Young bloggers get noticed, but is it safe?
On her blog, 12-year-old Tavi Gevinson posts photos of herself wielding a toilet plunger, posing in a room covered with newsprint and wearing a paint-splattered tutu inspired by Dolce & Gabbana's spring 2008 collection.
She's part of a young generation of fashion bloggers who display pictures of their outfits for all to see.
"Well I am new here," she wrote March 31 in her first post at Style Rookie. "Lately I've been really interested in fashion, and I like to make binders and slide shows of 'high-fashion' modeling and designs."
To some wary adults, she's in a world where she doesn't belong. Unlike a typical social network page, a blog can be seen by anyone. And at least one young fashion blogger says she's been recognized by strangers on the street - a worrisome turn for adults concerned about privacy and predators.
For the young bloggers, it's a chance to keep track of their obsession, with input from friends or other fashion fans.
"I just kind of wanted to document my outfits, and it was just a random thing that wasn't in relation to anything," says Brooke Kao, the Washington-based blogger of The Fashion Void That Is DC. Kao recently turned 18, but she was 16 when she started writing posts about what she wore.
The Internet exposure concerns advocates like Parry Aftab, a lawyer who runs the online protection site WiredSafety.org.
"Parents have no idea what their kids are doing online," Aftab says. "Most parents have no idea what a blog is."
Although the federal government requires extra protection for Internet users who are younger than 13, not every Web site follows COPPA, or the Children's Online Privacy Protection Act. Aftab notes that the social networking site Xanga.com was fined $1 million in 2006, accused of allowing preteens to create accounts without informing their parents.
Some young bloggers are taking their own steps to protect their privacy. Kao crops her face from photos, while 16-year-old Stephanie Ullman erased an early blog because too many kids at her school found it.
"I'm not a very private person," she says. "I share a lot of information to people, I guess more than I probably should.

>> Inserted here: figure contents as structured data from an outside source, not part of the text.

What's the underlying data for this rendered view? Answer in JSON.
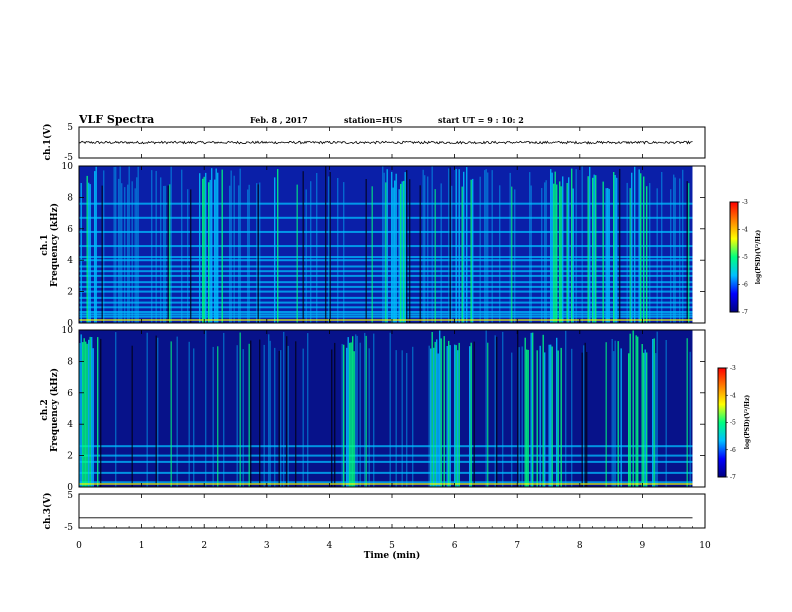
{
  "header": {
    "title": "VLF Spectra",
    "date": "Feb. 8  , 2017",
    "station": "station=HUS",
    "start": "start  UT =   9 : 10: 2"
  },
  "chart_data": [
    {
      "type": "line",
      "panel": "ch1-waveform",
      "ylabel": "ch.1(V)",
      "ylim": [
        -5,
        5
      ],
      "yticks": [
        "5",
        "-5"
      ],
      "xlim": [
        0,
        10
      ],
      "series": [
        {
          "baseline": 0,
          "noise_amplitude": 0.4,
          "x_end": 9.8
        }
      ]
    },
    {
      "type": "heatmap",
      "panel": "ch1-spectrogram",
      "ylabel": "Frequency  (kHz)",
      "channel_label": "ch.1",
      "ylim": [
        0,
        10
      ],
      "yticks": [
        "0",
        "2",
        "4",
        "6",
        "8",
        "10"
      ],
      "xlim": [
        0,
        10
      ],
      "x_end": 9.8,
      "horizontal_bands_khz": [
        0.4,
        0.55,
        0.7,
        1.0,
        1.3,
        1.6,
        2.0,
        2.3,
        2.6,
        3.0,
        3.3,
        3.6,
        4.0,
        4.2,
        4.9,
        5.8,
        6.7,
        7.6
      ],
      "bright_intervals_min": [
        [
          0.0,
          0.35
        ],
        [
          1.8,
          2.3
        ],
        [
          3.0,
          3.2
        ],
        [
          4.9,
          5.2
        ],
        [
          6.0,
          6.3
        ],
        [
          7.5,
          7.9
        ],
        [
          8.1,
          8.6
        ],
        [
          8.8,
          9.1
        ]
      ],
      "colorbar": {
        "label": "log(PSD)(V²/Hz)",
        "ticks": [
          "-3",
          "-4",
          "-5",
          "-6",
          "-7"
        ],
        "range": [
          -7,
          -3
        ]
      }
    },
    {
      "type": "heatmap",
      "panel": "ch2-spectrogram",
      "ylabel": "Frequency  (kHz)",
      "channel_label": "ch.2",
      "ylim": [
        0,
        10
      ],
      "yticks": [
        "0",
        "2",
        "4",
        "6",
        "8",
        "10"
      ],
      "xlim": [
        0,
        10
      ],
      "x_end": 9.8,
      "horizontal_bands_khz": [
        0.3,
        0.9,
        1.6,
        2.0,
        2.6
      ],
      "bright_intervals_min": [
        [
          0.0,
          0.3
        ],
        [
          4.2,
          4.4
        ],
        [
          5.6,
          6.3
        ],
        [
          7.1,
          7.7
        ],
        [
          8.6,
          9.2
        ]
      ],
      "colorbar": {
        "label": "log(PSD)(V²/Hz)",
        "ticks": [
          "-3",
          "-4",
          "-5",
          "-6",
          "-7"
        ],
        "range": [
          -7,
          -3
        ]
      }
    },
    {
      "type": "line",
      "panel": "ch3-waveform",
      "ylabel": "ch.3(V)",
      "ylim": [
        -5,
        5
      ],
      "yticks": [
        "5",
        "-5"
      ],
      "xlim": [
        0,
        10
      ],
      "xlabel": "Time  (min)",
      "xticks": [
        "0",
        "1",
        "2",
        "3",
        "4",
        "5",
        "6",
        "7",
        "8",
        "9",
        "10"
      ],
      "series": [
        {
          "baseline": -2.0,
          "noise_amplitude": 0,
          "x_end": 9.8
        }
      ]
    }
  ],
  "colors": {
    "colormap": [
      "#00007f",
      "#0000ff",
      "#00bfff",
      "#00ff80",
      "#ffff00",
      "#ff8000",
      "#ff0000",
      "#ffffff"
    ],
    "trace": "#000000"
  }
}
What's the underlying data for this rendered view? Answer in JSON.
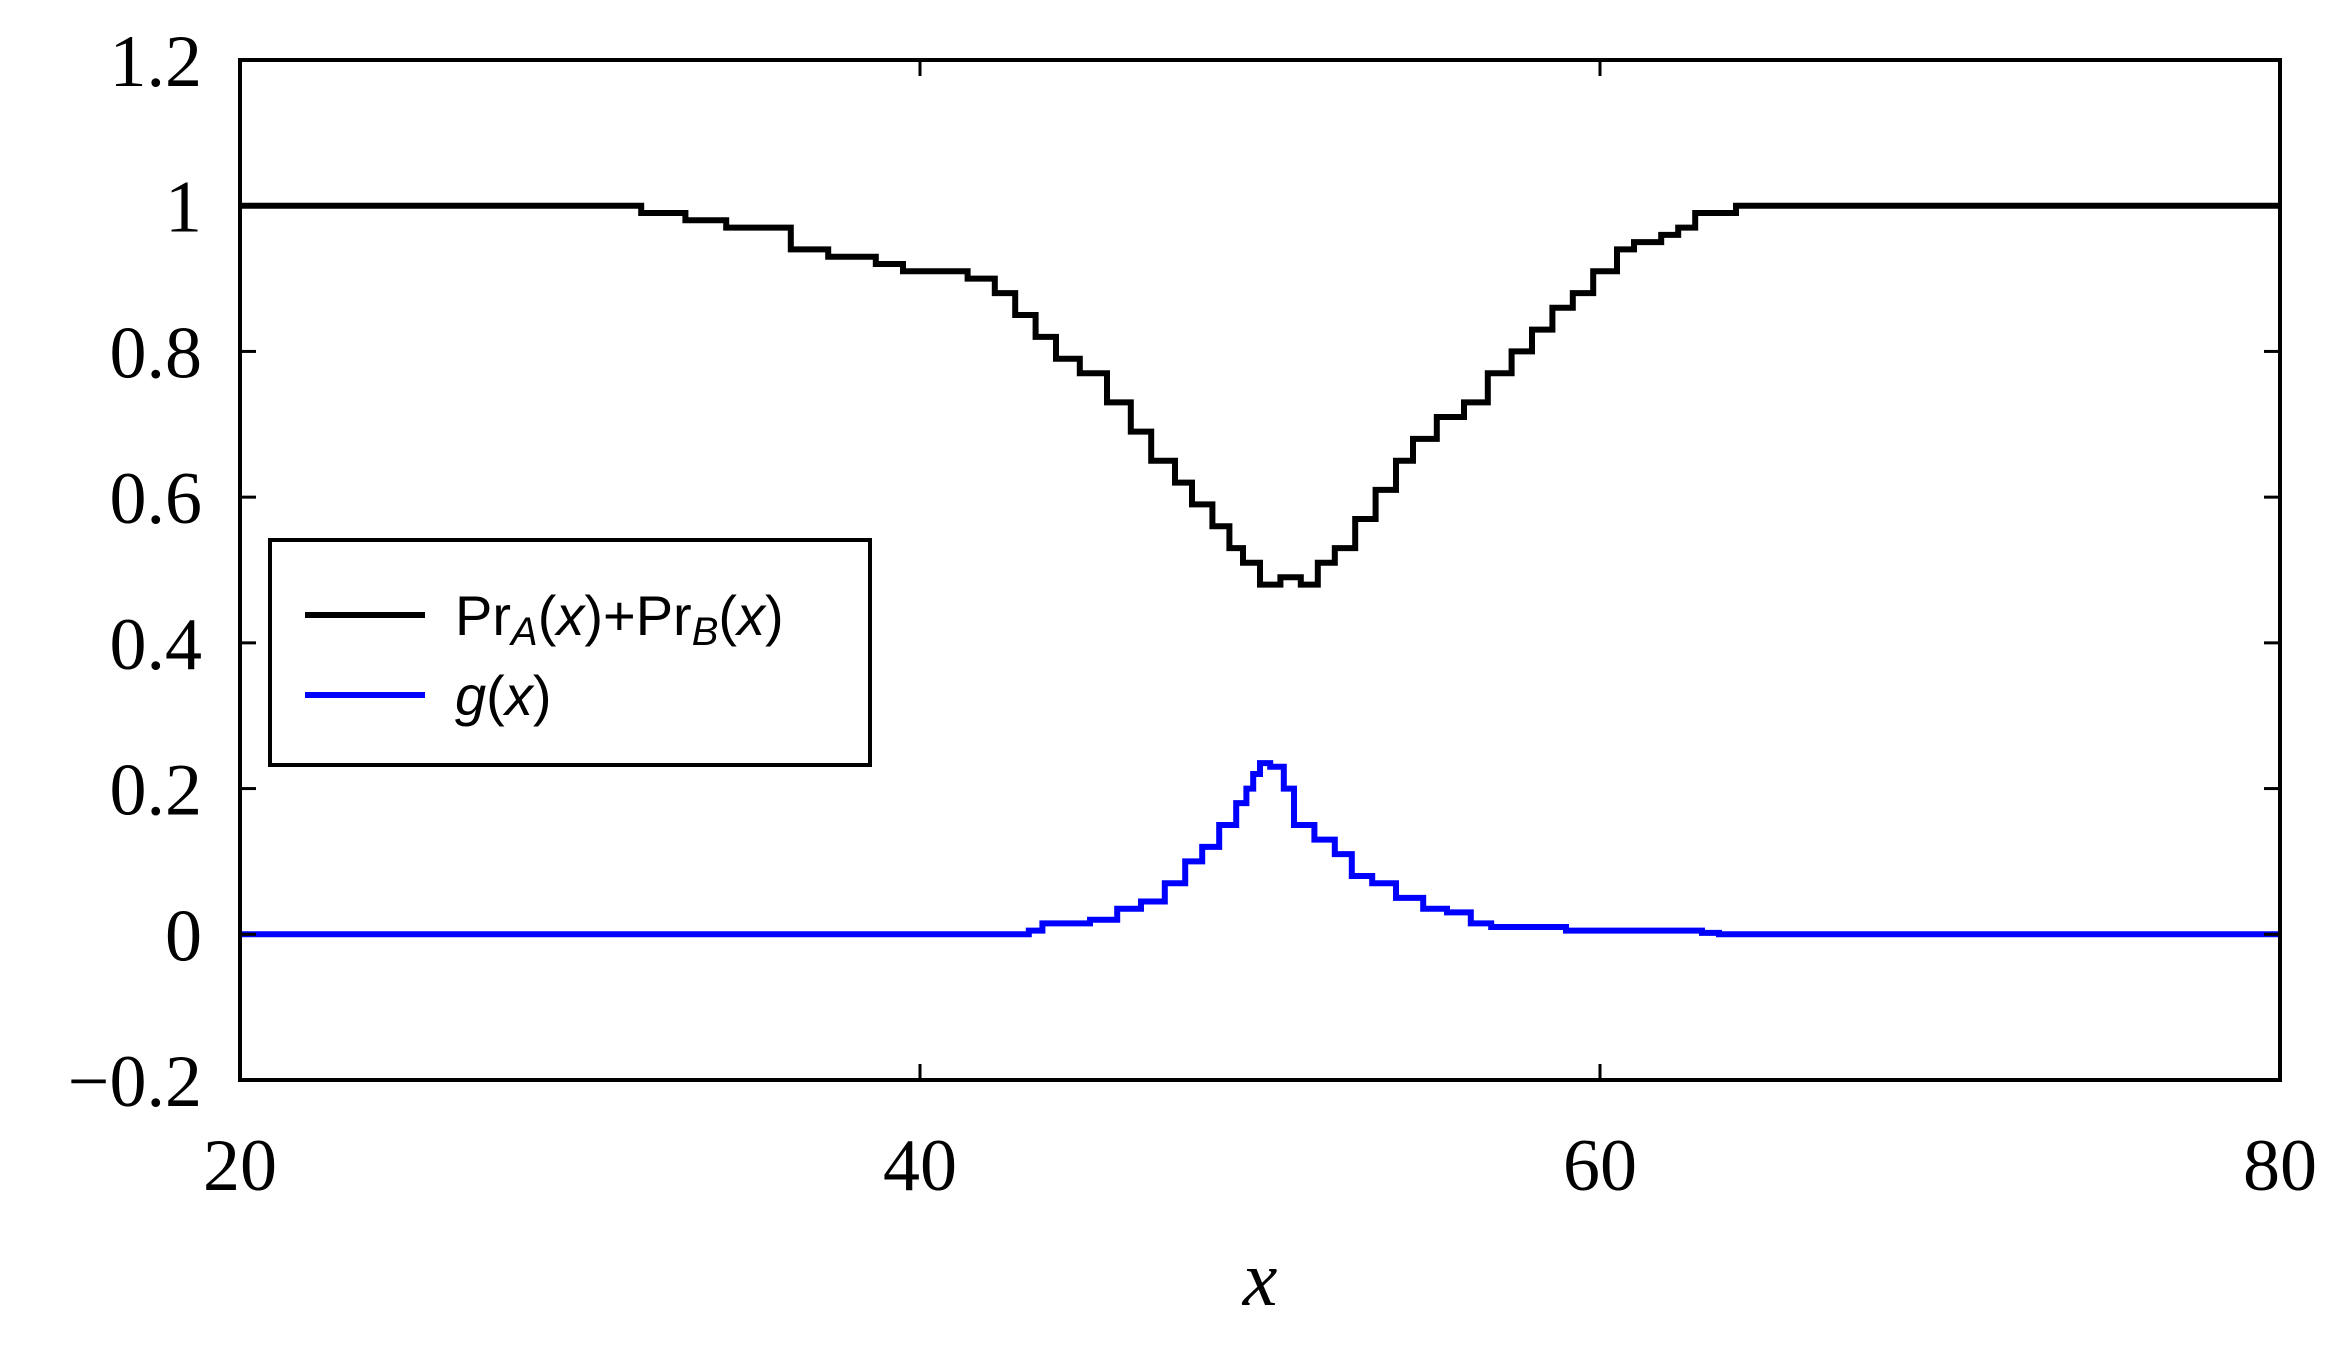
{
  "chart_data": {
    "type": "line",
    "title": "",
    "xlabel": "x",
    "ylabel": "",
    "xlim": [
      20,
      80
    ],
    "ylim": [
      -0.2,
      1.2
    ],
    "x_ticks": [
      20,
      40,
      60,
      80
    ],
    "x_tick_labels": [
      "20",
      "40",
      "60",
      "80"
    ],
    "y_ticks": [
      -0.2,
      0,
      0.2,
      0.4,
      0.6,
      0.8,
      1.0,
      1.2
    ],
    "y_tick_labels": [
      "−0.2",
      "0",
      "0.2",
      "0.4",
      "0.6",
      "0.8",
      "1",
      "1.2"
    ],
    "grid": false,
    "legend_position": "left",
    "series": [
      {
        "name": "Pr_A(x)+Pr_B(x)",
        "legend_parts": [
          "Pr",
          "A",
          "(",
          "x",
          ")+Pr",
          "B",
          "(",
          "x",
          ")"
        ],
        "color": "#000000",
        "step": true,
        "x": [
          20,
          31.8,
          33.1,
          34.3,
          36.2,
          37.3,
          38.7,
          39.5,
          41.4,
          42.2,
          42.8,
          43.4,
          44.0,
          44.7,
          45.5,
          46.2,
          46.8,
          47.5,
          48.0,
          48.6,
          49.1,
          49.5,
          50.0,
          50.6,
          51.2,
          51.7,
          52.2,
          52.8,
          53.4,
          54.0,
          54.5,
          55.2,
          56.0,
          56.7,
          57.4,
          58.0,
          58.6,
          59.2,
          59.8,
          60.5,
          61.0,
          61.8,
          62.3,
          62.8,
          64.0,
          80
        ],
        "y": [
          1.0,
          0.99,
          0.98,
          0.97,
          0.94,
          0.93,
          0.92,
          0.91,
          0.9,
          0.88,
          0.85,
          0.82,
          0.79,
          0.77,
          0.73,
          0.69,
          0.65,
          0.62,
          0.59,
          0.56,
          0.53,
          0.51,
          0.48,
          0.49,
          0.48,
          0.51,
          0.53,
          0.57,
          0.61,
          0.65,
          0.68,
          0.71,
          0.73,
          0.77,
          0.8,
          0.83,
          0.86,
          0.88,
          0.91,
          0.94,
          0.95,
          0.96,
          0.97,
          0.99,
          1.0,
          1.0
        ]
      },
      {
        "name": "g(x)",
        "legend_parts": [
          "g",
          "(",
          "x",
          ")"
        ],
        "color": "#0000ff",
        "step": true,
        "x": [
          20,
          43.2,
          43.6,
          45.0,
          45.8,
          46.5,
          47.2,
          47.8,
          48.3,
          48.8,
          49.3,
          49.6,
          49.8,
          50.0,
          50.3,
          50.7,
          51.0,
          51.6,
          52.2,
          52.7,
          53.3,
          54.0,
          54.8,
          55.5,
          56.2,
          56.8,
          58.0,
          59.0,
          63.0,
          63.5,
          80
        ],
        "y": [
          0.0,
          0.005,
          0.015,
          0.02,
          0.035,
          0.045,
          0.07,
          0.1,
          0.12,
          0.15,
          0.18,
          0.2,
          0.22,
          0.235,
          0.23,
          0.2,
          0.15,
          0.13,
          0.11,
          0.08,
          0.07,
          0.05,
          0.035,
          0.03,
          0.015,
          0.01,
          0.01,
          0.005,
          0.002,
          0.0,
          0.0
        ]
      }
    ]
  }
}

But I just felt that I didn't want the people who are very close to me reading it because I guess I'm embarrassed about my writing sometimes."
It's that sharing of information with strangers that concerns mothers like Addie Swartz, CEO of the media company B-tween Productions and a mother of two teenage daughters. Swartz's company is launching a special social networking site for girls ages 9 to 12 because Swartz felt kids need "a safe place that lets them try out Facebook" without giving them opportunities to post personal data that blogs allow.
"I believe it's a great outlet if you're older and more mature, but you are opening yourself up to the world, and you have to be prepared for that," Swartz says. "I personally feel that it's not safe to have a child who's 12 or 13 have a blog and I wouldn't want my kids to do that."
Although Aftab isn't against blogging, she is worried about some photos the girls post and the potential for cyberbullying by people they know.
"You are what you post online," she says. "Are you posing in a more provocative way? Is it how you want to be remembered when your next boyfriend sees it or your future mother-in-law sees it or your tuition scholarship person's going to review you for Dartmouth?"
Tavi's dad, Steve Gevinson, wasn't fully aware that she was blogging until she asked for permission to appear in an upcoming New York Times Magazine story on the subject.
"I may have known, but to me it was a kind of a non-thing to know," Gevinson, a high school English teacher, says from his home in Oak Park. "I didn't look at it. I wasn't terribly interested in seeing it."
Style Rookie went from a nonissue to a problem when in late July, New York magazine's fashion blog questioned Tavi's age, dissecting her precocious fashion sense and sophisticated taste in music. The resulting comments ranged from suspicious to nasty, with one reader claiming, "Anyone who actually believes she is 12 is an absolute idoit (sic)."
The Gevinsons were asleep at their vacation house in Michigan when Tavi checked her e-mail and found the post.
"She slept in the bed with us that night to get back to sleep," Gevinson says. The next night, "She woke up, and again woke us up, and said - and this is really heartbreaking - 'I just woke up crying and I don't even know why I'm crying.'"
Such negative responses are the reason why children shouldn't be blogging, Swartz says. "Whoever may comment and whatever feedback you may get - girls are very impressionable, especially girls in this age that we're ... talking about."
But Gevinson thinks kids like Tavi are stronger than parents believe. "I have a lot of confidence in her and in most kids, if not all kids, that they can figure it out if they have good guidance and caring people working with them," he says.